All of us who have walked with God for any amount of time have experienced something like this. It’s no fun. It’s like saying something mean to a friend or family member and then trying to ignore it. What do you need to do? You need to take responsibility for what you said or did, and that begins the process of reconciliation. You need to say, “I’m sorry.”
The same is true with God. The person who walks with God has a regular practice of confessing his or her sin to God.
Trust in the Character of God
Two questions inevitably come up in talking about confessing our sins to God:
- How do I know if/when God has forgiven me? Will I feel forgiven?
- Have I done enough to deserve God’s forgiveness? Am I sorry enough? Just tell me what to do!
Let’s go back to 1 John 1:9:
If we confess our sins, he is faithful and just to forgive us our sins and to cleanse us from all unrighteousness.
We find the answer to both questions, not in us and what we are doing, but in the character of God.
First, God is faithful to forgive your sins.
In other words, God keeps His promises, and He will restore fellowship with you when you confess your sin to Him. God will do what God said He will do.
1 John 1:9 is not simply John’s opinion about God. John, by the inspiration of the Holy Spirit, was writing down God’s very words for us. In other words, God is saying,
If you confess your sins, I am faithful… to forgive your sins and to cleanse you from all unrighteousness. I will do it!
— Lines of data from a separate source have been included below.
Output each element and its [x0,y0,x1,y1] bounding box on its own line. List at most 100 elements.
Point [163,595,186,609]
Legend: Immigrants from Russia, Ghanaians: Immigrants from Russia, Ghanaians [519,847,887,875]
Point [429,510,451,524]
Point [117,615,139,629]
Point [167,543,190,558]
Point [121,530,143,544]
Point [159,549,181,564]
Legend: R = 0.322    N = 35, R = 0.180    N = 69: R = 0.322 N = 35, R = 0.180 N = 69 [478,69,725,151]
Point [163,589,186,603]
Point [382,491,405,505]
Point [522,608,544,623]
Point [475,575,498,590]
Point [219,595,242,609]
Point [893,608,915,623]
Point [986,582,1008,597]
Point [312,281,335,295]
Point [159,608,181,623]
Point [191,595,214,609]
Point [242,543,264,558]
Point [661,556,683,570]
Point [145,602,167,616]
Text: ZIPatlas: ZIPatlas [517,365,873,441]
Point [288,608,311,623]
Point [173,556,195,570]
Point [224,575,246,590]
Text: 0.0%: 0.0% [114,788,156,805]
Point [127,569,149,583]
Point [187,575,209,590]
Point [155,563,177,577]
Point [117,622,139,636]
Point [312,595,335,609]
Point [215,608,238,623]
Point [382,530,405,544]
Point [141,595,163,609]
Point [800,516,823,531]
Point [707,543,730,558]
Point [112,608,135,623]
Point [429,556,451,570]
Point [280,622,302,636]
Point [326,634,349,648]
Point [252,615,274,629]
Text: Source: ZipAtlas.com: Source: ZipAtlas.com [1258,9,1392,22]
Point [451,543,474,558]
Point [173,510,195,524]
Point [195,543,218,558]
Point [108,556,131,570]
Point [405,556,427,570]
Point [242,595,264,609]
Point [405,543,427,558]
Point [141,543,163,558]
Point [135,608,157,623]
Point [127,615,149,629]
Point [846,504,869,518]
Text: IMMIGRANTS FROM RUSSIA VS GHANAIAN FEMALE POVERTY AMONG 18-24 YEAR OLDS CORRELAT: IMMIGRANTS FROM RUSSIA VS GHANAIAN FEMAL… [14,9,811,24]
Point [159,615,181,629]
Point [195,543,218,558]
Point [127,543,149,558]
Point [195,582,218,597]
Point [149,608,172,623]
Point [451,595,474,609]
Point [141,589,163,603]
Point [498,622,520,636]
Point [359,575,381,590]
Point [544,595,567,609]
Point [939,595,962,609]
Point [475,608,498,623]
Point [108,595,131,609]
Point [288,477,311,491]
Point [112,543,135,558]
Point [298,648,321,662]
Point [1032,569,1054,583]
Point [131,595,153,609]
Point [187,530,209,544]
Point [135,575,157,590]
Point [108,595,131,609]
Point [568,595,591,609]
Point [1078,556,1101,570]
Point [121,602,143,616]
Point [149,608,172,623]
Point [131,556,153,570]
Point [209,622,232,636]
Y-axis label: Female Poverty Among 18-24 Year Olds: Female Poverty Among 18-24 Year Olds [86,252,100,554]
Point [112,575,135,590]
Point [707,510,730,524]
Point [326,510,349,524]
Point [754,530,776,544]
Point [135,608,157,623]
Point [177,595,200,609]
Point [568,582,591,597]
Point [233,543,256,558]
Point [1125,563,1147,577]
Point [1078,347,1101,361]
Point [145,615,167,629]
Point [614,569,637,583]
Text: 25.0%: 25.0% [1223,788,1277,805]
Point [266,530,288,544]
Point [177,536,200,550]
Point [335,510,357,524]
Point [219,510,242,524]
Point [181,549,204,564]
Second, He is just to forgive your sins.
If a judge lets a lawbreaker go free, we call him or her corrupt. How can a holy God restore fellowship with sinners like us? Doesn’t He have to essentially sweep our sins under the rug?
Absolutely not. God is committed to perfect justice. Every sin ever committed in the history of the world will be paid for. And God will see to it Himself.
Nothing we do in confessing our sins to God will make us more worthy of being brought back into fellowship with God. Jesus did all that was necessary to bring you into fellowship with God and to restore your fellowship with God.
You can ask God for mercy. You can ask God to restore you. And you can do it with confidence. Why? Because payment has been made and God is just. There is nothing further for you to do.